If you are interested in $\Phi$ scalar then $D(R) = 1$ and you can just plug \eqref{omega} into \eqref{main} to obtain the transformation. If you want to consider also spinning $\Phi$ then it's not much harder.
For spin $\ell=1$ the $D$ is just the identity, namely
$$
D(R)^{\phantom{\nu}\mu}_\nu = R^{\phantom{\nu}\mu}_\nu\,.
$$
For higher spins one just has to take the product
$$
D(R)^{\phantom{\nu_1\cdots \nu_\ell}\mu_1\cdots \mu_\ell}_{\nu_1\cdots \nu_\ell} = R^{\phantom{\nu_1}\mu_1}_{\nu_1}\cdots R^{\phantom{\nu_\ell}\mu_\ell}_{\nu_\ell}\,.
$$
Again, by plugging these definitions in \eqref{main} you obtain the desired result.
$\;[1]\;\;$TASI Lectures on the Conformal Bootstrap,
David Simmons-Duffin, 1602.07982
$\;{}^1\;\;$The way the transformations are written in the lecture notes linked above differs a bit from Di Francesco Mathieu Sénéchal. The difference is that Di Francesco et al. make an active transformation $x \to x'$ with
$$
\Phi(x) \mapsto \Phi'(x') = \mathcal{F}(\Phi(x))\,,
$$
while David Simmons Duffin makes essentially the inverse transformation $x' \to x$
$$
\Phi(x') \mapsto \Phi'(x) = \mathcal{F}^{-1}(\Phi(x'))\,.
$$
That is why in the above discussion the indices of $R^\mu_{\phantom{\mu}\nu}$ get swapped when passed inside $D$ as $D(R) = R^{\phantom{\nu}\mu}_{\nu}$. And that's also why we get a factor $\lambda^\Delta$ rather than $\lambda^{-\Delta}$ as Di Francesco et al. This is all consistent as long as it is clear what one is doing.
Best Answer
We should distinguish between two different things:
We can define a new field by $\phi'(x)\equiv \phi(x+\delta x)$. Then $\phi'(x)$ and $\phi(x)$ are two different configurations of the scalar field, both expresed in the same coordinate system.
Wwe can write the original field $\phi$ in a new coordinate system: $\phi'(x')\equiv\phi(x)$. Then $\phi'(x')$ and $\phi(x)$ both describe the same configuration of the scalar field, expressed in two different coordinate systems. This is the case shown in the question.

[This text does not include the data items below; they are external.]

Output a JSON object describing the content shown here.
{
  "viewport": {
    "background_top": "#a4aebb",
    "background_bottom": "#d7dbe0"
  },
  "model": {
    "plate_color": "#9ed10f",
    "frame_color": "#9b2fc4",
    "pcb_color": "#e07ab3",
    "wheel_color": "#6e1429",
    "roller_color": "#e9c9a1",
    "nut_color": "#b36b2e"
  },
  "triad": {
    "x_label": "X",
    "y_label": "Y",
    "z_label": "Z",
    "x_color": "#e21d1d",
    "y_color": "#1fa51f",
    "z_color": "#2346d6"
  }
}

This might be a little more clear if we write $x(p)$ for the coordinates of the point $p$. Then the two cases above look like this:
$\phi'(x(p))= \phi(x(p'))$
$\phi'(x'(p)) = \phi(x(p))$.
In the first case, $x(p')$ is a new point expressed in the original coordinate system. In the second case, $x'(p)$ is the original point expressed in a new coordinate system. The second case is the one shown in the question. Both cases define a new function $\phi'$ of the list of coordinates (list of real numbers), but only the first case defines a new function of spacetime (function of $p$). In the second case, we're just writing the same function of spacetime (function of $p$) in two different ways.